Service to community: Patti Cook


A woman holding a box of food, including Cheerios, bread and instant oats. She smiles at the camera, while standing in a food pantry aisle
South Hills Interfaith Movement volunteer Patricia Cook inside the SHIM food pantry.

Patti Cook sees her volunteer job at South Hills Interfaith Movement (SHIM) as that of a welcomer. “Hopefully I’m a friendly face or friendly voice on the phone when somebody first comes to SHIM. I want them to hear: ‘Come in, you’re welcome here. We’re here to help you.’”

Because of this attitude—and many other positive qualities—Cook received the Mt. Lebanon Community Relations Board’s 2023 Community Service Award, given out annually to a Lebo resident who consistently volunteers their time to give back to the community. For more than 10 years, Cook has volunteered at SHIM, which runs food pantries at several locations for South Hills residents in need.

“Patti’s availability as a volunteer is a significant help to the SHIM staff,” according to Debi Dempsey, SHIM’s volunteer manager. “She sees tasks, takes them on, asks a few questions if necessary, and completes them on her own.”

In 2012 Cook, a retired teacher who lives on Highridge Circle with her husband, Bill, was looking for something to do with her time. She saw a notice in the bulletin of the Unitarian Universalist Church of the South Hills for a front desk receptionist and data entry volunteer, and stepped up.

“What I’ve done over the years is answer the door and the phone, which means greeting people and directing them to the staff person they need,” she said. “Sometimes it means accepting food donations, which can include giving directions, explaining what we take, and weighing food.”
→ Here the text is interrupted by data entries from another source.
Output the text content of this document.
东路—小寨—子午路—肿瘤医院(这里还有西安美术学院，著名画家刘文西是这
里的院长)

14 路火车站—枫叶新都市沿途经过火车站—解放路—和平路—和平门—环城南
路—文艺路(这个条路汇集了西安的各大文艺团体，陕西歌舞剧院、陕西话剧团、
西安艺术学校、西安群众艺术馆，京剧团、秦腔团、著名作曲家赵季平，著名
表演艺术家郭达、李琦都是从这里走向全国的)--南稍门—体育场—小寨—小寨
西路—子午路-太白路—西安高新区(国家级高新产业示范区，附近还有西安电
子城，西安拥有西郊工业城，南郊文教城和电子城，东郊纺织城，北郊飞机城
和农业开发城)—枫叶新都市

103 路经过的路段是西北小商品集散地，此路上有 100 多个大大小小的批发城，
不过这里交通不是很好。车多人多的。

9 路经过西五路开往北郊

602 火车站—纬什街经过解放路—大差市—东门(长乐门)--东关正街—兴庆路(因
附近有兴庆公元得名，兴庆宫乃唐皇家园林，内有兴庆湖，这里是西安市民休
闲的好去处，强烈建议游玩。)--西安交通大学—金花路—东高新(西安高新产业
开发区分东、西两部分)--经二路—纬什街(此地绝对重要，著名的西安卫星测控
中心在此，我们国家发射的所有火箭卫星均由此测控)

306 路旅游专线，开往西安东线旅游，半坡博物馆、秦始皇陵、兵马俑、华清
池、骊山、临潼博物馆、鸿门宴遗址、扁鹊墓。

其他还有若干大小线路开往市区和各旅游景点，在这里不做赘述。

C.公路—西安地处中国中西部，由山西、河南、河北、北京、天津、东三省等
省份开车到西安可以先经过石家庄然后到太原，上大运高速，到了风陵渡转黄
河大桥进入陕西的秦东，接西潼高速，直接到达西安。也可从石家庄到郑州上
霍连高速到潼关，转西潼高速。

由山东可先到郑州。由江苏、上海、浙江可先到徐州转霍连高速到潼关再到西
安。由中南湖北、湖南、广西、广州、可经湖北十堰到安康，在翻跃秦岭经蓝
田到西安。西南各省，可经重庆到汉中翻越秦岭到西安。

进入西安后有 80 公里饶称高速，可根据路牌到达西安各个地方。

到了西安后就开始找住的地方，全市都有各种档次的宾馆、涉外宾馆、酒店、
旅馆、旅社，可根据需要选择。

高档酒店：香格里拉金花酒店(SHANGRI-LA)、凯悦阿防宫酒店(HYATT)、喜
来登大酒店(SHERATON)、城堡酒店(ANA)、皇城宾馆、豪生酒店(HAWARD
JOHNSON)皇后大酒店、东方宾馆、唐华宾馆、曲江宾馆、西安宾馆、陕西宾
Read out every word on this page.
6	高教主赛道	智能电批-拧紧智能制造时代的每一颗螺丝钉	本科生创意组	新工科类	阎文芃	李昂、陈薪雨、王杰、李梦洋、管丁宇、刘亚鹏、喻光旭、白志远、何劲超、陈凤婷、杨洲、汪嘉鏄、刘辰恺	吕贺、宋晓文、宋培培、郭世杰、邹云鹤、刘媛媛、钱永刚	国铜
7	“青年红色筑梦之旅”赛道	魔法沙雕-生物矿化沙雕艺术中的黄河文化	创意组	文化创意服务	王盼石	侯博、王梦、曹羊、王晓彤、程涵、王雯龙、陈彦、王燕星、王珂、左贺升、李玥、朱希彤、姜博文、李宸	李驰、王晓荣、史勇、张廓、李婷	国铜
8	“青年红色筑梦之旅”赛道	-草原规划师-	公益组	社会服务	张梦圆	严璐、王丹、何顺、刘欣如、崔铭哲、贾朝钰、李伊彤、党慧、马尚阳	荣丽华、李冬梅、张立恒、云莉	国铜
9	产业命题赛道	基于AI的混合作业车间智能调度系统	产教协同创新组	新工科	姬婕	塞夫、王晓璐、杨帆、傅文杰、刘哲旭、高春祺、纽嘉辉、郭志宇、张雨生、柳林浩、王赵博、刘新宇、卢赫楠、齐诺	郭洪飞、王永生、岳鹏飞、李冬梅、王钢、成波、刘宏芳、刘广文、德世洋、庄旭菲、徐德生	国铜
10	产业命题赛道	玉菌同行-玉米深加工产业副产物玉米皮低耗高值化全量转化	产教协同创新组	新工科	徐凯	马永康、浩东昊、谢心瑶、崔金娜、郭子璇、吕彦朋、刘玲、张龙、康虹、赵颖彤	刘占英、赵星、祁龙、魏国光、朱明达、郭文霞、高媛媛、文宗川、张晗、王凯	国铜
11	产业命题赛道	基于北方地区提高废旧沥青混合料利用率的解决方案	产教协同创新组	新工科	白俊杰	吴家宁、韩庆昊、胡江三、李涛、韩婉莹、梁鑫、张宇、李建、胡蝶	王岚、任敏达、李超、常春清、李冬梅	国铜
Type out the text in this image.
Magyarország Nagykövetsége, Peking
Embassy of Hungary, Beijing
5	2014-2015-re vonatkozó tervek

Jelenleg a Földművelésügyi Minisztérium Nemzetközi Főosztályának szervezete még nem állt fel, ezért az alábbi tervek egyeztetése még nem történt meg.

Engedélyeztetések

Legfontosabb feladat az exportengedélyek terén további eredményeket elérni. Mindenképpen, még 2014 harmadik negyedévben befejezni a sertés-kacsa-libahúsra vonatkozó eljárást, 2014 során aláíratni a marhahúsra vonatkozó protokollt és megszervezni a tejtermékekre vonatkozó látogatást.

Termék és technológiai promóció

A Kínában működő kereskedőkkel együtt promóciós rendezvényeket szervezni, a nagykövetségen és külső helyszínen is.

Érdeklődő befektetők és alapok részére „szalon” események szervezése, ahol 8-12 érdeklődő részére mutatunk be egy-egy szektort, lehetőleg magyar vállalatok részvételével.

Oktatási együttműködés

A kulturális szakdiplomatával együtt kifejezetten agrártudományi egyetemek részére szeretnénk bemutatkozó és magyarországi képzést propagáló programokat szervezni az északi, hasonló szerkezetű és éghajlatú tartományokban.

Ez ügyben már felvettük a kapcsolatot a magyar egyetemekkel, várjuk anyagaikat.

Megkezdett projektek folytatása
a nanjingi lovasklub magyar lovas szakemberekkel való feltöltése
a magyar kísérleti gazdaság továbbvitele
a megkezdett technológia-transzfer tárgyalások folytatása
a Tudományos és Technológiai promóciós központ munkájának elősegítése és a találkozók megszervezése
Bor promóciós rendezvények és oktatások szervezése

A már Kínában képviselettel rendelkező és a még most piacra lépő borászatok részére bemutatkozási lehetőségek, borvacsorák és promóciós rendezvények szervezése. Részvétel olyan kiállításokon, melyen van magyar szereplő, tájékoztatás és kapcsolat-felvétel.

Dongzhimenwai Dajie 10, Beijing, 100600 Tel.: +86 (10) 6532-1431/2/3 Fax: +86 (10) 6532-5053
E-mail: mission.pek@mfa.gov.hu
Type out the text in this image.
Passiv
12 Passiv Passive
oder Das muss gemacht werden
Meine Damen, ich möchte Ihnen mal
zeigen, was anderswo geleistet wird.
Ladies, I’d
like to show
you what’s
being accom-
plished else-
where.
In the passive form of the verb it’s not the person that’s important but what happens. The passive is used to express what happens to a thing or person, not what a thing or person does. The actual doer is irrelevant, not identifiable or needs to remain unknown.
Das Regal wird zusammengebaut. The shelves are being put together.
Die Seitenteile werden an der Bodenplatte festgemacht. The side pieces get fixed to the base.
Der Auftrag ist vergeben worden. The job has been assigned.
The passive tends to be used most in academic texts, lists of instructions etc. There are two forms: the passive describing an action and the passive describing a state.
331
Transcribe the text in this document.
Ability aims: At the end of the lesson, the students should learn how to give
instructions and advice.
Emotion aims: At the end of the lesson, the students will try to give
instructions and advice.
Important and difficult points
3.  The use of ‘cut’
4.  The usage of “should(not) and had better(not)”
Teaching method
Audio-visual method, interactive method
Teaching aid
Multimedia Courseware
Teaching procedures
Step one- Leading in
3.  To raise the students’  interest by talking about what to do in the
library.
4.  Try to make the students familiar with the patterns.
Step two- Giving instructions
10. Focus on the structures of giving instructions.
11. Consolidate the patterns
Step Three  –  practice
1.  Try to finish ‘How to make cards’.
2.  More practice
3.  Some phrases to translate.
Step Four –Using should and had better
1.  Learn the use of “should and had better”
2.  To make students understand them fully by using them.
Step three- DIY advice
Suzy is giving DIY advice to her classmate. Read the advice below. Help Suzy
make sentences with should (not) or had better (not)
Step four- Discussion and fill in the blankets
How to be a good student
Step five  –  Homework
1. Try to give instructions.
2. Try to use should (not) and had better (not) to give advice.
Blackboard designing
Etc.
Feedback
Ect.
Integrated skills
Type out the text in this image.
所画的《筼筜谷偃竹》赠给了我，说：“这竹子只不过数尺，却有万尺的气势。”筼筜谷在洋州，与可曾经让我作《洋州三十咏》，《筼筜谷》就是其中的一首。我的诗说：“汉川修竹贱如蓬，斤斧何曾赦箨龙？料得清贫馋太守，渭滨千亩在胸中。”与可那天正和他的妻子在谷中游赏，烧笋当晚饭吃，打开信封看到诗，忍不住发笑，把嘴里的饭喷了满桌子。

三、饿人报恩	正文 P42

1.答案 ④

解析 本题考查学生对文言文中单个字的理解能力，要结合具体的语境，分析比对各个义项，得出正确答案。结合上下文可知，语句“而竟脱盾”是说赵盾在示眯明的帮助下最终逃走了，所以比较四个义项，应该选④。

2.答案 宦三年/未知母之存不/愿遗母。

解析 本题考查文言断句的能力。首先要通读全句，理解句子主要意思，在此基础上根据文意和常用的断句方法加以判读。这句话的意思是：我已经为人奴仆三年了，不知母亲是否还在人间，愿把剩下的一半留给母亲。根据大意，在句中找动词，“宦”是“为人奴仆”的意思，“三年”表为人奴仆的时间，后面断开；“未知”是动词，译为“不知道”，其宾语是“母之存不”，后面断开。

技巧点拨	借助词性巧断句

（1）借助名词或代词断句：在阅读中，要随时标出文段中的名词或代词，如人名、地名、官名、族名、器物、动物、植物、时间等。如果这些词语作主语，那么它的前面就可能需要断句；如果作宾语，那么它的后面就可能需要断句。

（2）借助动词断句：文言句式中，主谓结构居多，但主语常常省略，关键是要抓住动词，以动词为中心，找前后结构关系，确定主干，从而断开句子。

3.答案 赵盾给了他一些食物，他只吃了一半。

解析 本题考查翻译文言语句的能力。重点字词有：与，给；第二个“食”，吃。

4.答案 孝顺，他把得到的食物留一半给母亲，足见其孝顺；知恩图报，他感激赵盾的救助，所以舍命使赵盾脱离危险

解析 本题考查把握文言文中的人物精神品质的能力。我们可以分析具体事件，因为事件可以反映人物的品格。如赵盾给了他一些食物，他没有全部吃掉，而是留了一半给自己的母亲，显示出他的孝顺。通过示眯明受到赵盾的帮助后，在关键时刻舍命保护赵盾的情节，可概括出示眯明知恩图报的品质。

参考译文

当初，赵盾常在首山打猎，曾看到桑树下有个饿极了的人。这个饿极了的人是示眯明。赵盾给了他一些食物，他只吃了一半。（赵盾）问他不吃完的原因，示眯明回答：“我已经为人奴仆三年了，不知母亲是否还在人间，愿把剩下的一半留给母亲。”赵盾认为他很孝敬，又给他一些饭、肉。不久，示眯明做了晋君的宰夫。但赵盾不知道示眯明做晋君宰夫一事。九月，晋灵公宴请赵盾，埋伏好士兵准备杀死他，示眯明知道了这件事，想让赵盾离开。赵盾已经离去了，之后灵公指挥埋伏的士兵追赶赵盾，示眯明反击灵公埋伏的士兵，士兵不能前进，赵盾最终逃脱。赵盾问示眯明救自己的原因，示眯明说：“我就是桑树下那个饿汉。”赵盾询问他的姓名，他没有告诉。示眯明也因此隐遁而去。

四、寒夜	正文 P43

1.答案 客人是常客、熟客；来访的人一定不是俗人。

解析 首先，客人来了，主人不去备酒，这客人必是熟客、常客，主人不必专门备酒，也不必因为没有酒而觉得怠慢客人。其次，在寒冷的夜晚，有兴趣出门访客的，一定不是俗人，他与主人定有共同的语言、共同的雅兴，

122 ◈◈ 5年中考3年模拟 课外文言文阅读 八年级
Cook also records whatever donations come in and their source. “When a local company wants to make a donation, they need statistics—how many people are you helping, how many pounds of food are you giving away. So we track that. And whether it comes from the Pittsburgh Food Bank, local churches, Scout troops, or just a neighbor driving up and donating food.”

SHIM was founded more than 50 years ago as the South Hills Interfaith Ministry, a cooperative project among several places of worship. No longer sponsored by churches, it has grown into three locations that provide more than 3,700 people each month with food and personal care items. About 10 percent of the families served at the food pantry are Mt. Lebanon residents. Along with food pantries, its family center hosts family support, immigrant and refugee assistance, and youth programs. At the Bethel Park location are service coordinators who help with utility assistance, financial aid, transportation and self-sufficiency coaching.

Cook feels her work has a definite moral component. “The goal is to help people seeking help, whether it’s for food or mental health services, getting people in touch with all sorts of agencies.” She acknowledges the shame that is still sometimes associated with needing help and aims to dispel it.

“Usually once they get on the phone, they’re so glad to talk to someone. I try to listen and then tactfully refer them to the person who can help them. Sometimes people come in person and again, they’re almost apologizing for needing help. Really, it could be any of us. We could be only so many months away from losing a job or having a drastic illness, just so many reasons—we could all be in trouble.”

In addition to its food pantries, SHIM offers social services and referrals, tutoring and mentoring programs, and even a running club at its three locations.

Cook is also one of the volunteers who accompanies clients when they shop for food at the pantry. “The staff doesn’t have the time to stock the shelves or go through the food pantry with clients. That’s what the volunteers do: free up time for the staff to do what they’re trained to do and paid to do.”

During the pandemic, she helped as SHIM had to make the sudden shift from shopping in person to a drive-through pantry. The organization struggled to preserve an element of choice in the food selection.

“They’d do a drive-through where some items were already prepared in bags or boxes, and then volunteers would say, ‘Today we have chicken or ground beef,’ and they could make a choice. Or they could choose between macaroni and spaghetti if they wanted pasta. Later on, they could even get out of the car and go up to the produce table and tell the volunteers what they wanted.”

Cook feels that SHIM is important as a huge safety net. “It’s a really safe place for people to go when they need help,” she reported. “I can’t say enough about what the staff does there. Ideally SHIM wouldn’t be needed, but it is desperately needed. I think most people in the South Hills area, if it disappeared, would be amazed at what a loss it would be for people who are struggling.”

Rachel White, SHIM’s development and communication assistant, nominated Cook for the award. “We work with such a group of diverse individuals here and people can sometimes be uncomfortable asking for help,” she said. “Patti’s warmth emanates from her, and she helps put clients at ease as she assists them. We work hard to destigmatize suburban poverty in order to reach neighbors in need, and Patti does a wonderful job of treating everyone with dignity and respect.”